In the picture on my kitchen wall my father is standing with his two older brothers, in age order.  Therefore he is the bottom step.  They are all wearing double-breasted winter coats and holding hats in their hands, except my father is dressed in a little boy’s coat, holding a little boy’s hat, and smiling a little boy’s smile.  Herb, the oldest, is looking pleasantly and hesitantly at the camera.  He will grow up to make a lot of money in sweaters, and to eventually be diagnosed with bipolar disorder, burdening his wife and daughter.  He had another daughter who was diagnosed as intellectually disabled but she died young of cancer before her father got crazy.  She was extremely perceptive, and when she was five and met my mother for the first time she ran crying from the room.  Her older sister, my cousin who is still living, says that was because even beneath the disguise her sister could tell that my mother is a psychopath. 

The middle brother, Nat, is probably around ten in the picture and is looking distinctly self-satisfied.  He married a lovely woman, had two daughters also, and was an Army lifer.  He retired a Colonel, and would have been a General except that he publicly opposed the TET Offensive and so Westmoreland put the kibosh on that.  A few years before he died I was taking a walk and we were talking on the phone and I told him I thought I’d have been a much different person if he had been my father.  He agreed.  He was pushing 90 at that time, had a picture of Obama behind his bathroom door when Obama was still a Senator, and was learning tai chi.  He came to visit and asked my family why they let me do all the work.
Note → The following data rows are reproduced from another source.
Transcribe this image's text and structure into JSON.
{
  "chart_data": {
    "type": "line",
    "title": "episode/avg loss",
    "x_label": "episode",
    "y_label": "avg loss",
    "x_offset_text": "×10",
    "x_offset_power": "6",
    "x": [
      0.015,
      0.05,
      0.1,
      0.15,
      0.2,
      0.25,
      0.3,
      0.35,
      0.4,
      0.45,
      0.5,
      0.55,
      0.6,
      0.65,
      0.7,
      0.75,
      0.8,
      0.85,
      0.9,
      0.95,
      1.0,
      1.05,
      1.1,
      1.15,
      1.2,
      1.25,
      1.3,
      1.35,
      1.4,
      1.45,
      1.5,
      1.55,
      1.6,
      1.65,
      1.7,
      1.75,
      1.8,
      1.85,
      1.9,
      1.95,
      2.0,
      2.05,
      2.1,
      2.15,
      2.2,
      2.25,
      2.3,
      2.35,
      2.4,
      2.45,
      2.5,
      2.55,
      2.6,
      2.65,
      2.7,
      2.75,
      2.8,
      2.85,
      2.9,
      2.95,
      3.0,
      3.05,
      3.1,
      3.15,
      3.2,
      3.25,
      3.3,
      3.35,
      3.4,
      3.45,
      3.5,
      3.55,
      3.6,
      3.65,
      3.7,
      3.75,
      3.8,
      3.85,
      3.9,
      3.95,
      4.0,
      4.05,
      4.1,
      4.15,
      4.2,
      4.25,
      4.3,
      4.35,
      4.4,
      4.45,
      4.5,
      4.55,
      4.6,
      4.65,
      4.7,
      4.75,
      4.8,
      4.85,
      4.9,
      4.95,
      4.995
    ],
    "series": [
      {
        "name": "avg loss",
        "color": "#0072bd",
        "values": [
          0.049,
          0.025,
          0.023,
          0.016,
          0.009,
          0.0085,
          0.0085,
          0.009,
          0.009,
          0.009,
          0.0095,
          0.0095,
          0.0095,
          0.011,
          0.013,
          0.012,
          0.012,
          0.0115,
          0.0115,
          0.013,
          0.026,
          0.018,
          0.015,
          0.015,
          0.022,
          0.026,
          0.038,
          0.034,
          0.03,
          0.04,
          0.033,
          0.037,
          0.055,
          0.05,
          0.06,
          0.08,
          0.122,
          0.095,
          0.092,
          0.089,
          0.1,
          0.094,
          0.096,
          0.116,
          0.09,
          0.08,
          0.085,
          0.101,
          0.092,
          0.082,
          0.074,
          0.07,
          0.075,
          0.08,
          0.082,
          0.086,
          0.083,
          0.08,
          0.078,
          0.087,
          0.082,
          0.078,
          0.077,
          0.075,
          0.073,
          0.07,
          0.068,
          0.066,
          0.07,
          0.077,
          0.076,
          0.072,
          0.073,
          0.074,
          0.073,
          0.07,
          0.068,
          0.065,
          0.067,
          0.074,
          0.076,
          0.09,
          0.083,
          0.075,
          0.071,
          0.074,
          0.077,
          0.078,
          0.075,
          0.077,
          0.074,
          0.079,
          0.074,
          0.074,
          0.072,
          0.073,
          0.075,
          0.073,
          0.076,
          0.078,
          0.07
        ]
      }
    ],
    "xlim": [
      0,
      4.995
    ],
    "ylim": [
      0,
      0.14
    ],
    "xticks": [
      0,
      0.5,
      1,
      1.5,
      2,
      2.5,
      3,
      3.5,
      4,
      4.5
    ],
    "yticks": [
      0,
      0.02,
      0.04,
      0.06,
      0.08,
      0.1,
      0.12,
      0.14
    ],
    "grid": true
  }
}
My father is perhaps five and looks sweet.  I think he was sweet and would have stayed that way if he hadn’t married my mother.  Nat confirmed this. My mother wouldn’t let us around my father’s family because she knew they knew who she really was.  Their parents got divorced when my father was 3, and soon after he learned to cook while my grandmother went to work.  They all were quite poor, even while living in Greenwich, CT.  He drove the launch to take people out to their yachts in Greenwich Harbor. They sometimes lived in servant’s quarters, while his mother worked as a governess.  Later he became a long-haul trucker, and in the middle of the night he and a friend would sometimes drag race with 18 wheelers on the Post Road to Rye or Stamford.  My father would occasionally whisper to us that he knew my mother was a witch, but that he couldn’t stand up to her because then they would have to get divorced and he hated it when his parents got divorced.